La Mosquée de Paris, élément phare de l'islamophilie française, trouve ses origines dans le croisement des intérêts diplomatiques de la France en tant que "grande puissance" arabo-musulmane, et des projets de milieux indigénophiles attachés au respect des croyances religieuses des Arabes musulmans qu'ils soient sujets ou protégés du domaine colonial. L'Institut musulman de la Mosquée de Paris (1926) s'est incarné, jusqu'en 1954, dans la figure emblématique de Si Kaddour ben Ghabrit, né algérien, entré dans la carrière diplomatique comme agent du quai d'Orsay dès 1892, directeur du protocole du Sultan du Maroc et président de la Société des Habous des Lieux saints de l'Islam, première personnalité musulmane de métropole.

Michel Renard


islamenfrance.canalblog.com



- retour à l'accueil

12 avril 2006

Un texte délirant

unif5
artilleurs coloniaux en Indochine au début du XXe siècle
(musée troupes de Marine)



un texte délirant

Ce n'est pas pour appeler moi-même à cette manifestation que je publie ce texte, mais pour lui confronter les arguments qui figurent sur ce blog.

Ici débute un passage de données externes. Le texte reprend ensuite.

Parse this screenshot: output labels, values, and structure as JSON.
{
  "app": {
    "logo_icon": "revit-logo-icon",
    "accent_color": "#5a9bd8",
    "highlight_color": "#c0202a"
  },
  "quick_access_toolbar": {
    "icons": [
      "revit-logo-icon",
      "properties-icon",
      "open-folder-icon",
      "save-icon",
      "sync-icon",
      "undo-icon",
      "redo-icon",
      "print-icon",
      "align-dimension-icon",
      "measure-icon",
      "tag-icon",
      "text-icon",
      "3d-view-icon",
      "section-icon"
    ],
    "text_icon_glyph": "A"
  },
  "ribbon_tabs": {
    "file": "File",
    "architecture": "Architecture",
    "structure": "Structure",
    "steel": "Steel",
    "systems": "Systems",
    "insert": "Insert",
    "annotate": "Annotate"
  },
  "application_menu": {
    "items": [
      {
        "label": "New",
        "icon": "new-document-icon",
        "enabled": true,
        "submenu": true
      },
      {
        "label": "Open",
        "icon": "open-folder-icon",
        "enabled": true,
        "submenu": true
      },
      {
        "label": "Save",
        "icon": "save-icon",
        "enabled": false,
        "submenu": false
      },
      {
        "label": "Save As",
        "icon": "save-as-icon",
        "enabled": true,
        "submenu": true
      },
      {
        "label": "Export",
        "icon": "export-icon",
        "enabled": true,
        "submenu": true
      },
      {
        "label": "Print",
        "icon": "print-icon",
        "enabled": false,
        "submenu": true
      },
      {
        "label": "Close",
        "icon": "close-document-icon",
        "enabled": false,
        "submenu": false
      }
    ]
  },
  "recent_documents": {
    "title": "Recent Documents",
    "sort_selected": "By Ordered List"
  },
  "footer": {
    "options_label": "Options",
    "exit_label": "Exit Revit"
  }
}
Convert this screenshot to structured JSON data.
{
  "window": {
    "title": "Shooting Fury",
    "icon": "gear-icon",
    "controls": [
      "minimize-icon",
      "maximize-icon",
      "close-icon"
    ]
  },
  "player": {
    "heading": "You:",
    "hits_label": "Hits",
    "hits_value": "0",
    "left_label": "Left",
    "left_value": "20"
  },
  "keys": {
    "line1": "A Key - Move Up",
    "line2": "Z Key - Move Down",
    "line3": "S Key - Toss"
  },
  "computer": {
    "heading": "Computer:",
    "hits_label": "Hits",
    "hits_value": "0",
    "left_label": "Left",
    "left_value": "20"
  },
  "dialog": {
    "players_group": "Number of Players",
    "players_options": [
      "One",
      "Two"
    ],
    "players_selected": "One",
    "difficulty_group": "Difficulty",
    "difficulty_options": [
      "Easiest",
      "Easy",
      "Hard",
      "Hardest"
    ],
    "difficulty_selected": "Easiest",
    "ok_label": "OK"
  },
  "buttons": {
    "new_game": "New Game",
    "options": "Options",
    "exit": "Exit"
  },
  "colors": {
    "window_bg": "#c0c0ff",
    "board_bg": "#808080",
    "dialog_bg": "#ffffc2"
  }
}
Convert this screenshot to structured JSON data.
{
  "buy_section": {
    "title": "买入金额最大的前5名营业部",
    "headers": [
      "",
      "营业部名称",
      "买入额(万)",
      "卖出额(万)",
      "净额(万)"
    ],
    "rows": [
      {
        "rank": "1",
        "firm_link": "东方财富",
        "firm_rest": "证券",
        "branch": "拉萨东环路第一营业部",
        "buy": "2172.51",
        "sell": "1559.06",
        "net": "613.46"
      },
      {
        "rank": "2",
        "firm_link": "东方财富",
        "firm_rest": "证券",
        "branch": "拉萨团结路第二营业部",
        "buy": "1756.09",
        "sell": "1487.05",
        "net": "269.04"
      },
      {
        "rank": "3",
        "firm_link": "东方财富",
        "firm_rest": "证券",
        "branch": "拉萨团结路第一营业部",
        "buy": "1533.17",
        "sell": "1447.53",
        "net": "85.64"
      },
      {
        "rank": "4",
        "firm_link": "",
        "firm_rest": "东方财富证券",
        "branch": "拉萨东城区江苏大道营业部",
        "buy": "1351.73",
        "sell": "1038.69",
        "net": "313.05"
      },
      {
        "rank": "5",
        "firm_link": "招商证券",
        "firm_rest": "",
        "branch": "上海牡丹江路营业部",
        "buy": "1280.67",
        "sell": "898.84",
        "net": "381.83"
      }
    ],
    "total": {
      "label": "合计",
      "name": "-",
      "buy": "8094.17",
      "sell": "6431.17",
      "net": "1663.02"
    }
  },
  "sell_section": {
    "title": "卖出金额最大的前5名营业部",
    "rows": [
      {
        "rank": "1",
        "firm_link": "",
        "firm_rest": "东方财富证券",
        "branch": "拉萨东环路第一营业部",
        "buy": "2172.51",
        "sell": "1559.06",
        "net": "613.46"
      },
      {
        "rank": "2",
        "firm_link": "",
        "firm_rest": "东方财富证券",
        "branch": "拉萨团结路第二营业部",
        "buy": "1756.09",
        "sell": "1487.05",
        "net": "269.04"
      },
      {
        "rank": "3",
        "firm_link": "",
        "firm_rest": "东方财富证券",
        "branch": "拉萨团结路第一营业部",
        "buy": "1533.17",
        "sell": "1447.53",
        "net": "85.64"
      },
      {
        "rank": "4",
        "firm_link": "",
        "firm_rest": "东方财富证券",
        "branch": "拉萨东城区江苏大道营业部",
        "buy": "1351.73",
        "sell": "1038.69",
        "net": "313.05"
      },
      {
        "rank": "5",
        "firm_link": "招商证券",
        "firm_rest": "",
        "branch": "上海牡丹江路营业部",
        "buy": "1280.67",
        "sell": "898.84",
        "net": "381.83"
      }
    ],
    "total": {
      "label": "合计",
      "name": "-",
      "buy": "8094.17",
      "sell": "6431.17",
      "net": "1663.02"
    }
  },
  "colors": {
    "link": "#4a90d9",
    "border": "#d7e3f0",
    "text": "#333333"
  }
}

TOUS-TES A LA MARCHE DES INDIGENES DE LA REPUBLIQUE,
LE 8 MAI PROCHAIN !!!
  


TOUS-TES A LA MARCHE DES INDIGENES DE LA REPUBLIQUE, LE 8 MAI PROCHAIN !!! Le 17 janvier 2005, l’Appel intitulé «Nous sommes les indigènes de la république» était rendu public. Il a suscité rapidement le soutien enthousiaste de milliers de personnes pour la plupart issues de l’immigration postcoloniale. Il a suscité également la réprobation virulente de la plupart des composantes de la scène politique, de droite comme de gauche. La raison en est simple : nous sommes passés du rôle d’accusés, constamment suspects de «délinquance», d’«islamisme», d’«antisémitisme», de «sexisme», de «communautarisme» et autres monstruosités liées à nos prétendus atavismes culturels, au rôle d’accusateurs. Nous avons dévoilé l’hypocrisie républicaine qui parle d’égalité et d’universalisme alors qu’elle reproduit la ségrégation et le racisme. Nous avons dévoilé l’hypocrisie d’un certain «anti-racisme» qui, à l’instar des appendices du PS, SOS-Racisme et Ni Putes Ni Soumises, se contente de regretter la permanence de représentations racistes sans contester le système qui les produit et les discriminations sociales, culturelles et politiques qu’elles impliquent. L’Appel a dévoilé ce que la république occulte : le racisme dont sont victimes les populations issues de l’immigration est ancré dans un système social, politique, institutionnel et idéologique, produit de la colonisation, qui perpétue la ségrégation raciale et culturelle en France. Nous avons dit : le colonialisme n’a pas été une parenthèse malencontreuse qui s’est refermée avec les Indépendances ; le postcolonialisme poursuit le colonialisme sous une autre forme vis-à-vis des anciennes colonies, des actuelles possessions françaises et des populations issues de l’immigration.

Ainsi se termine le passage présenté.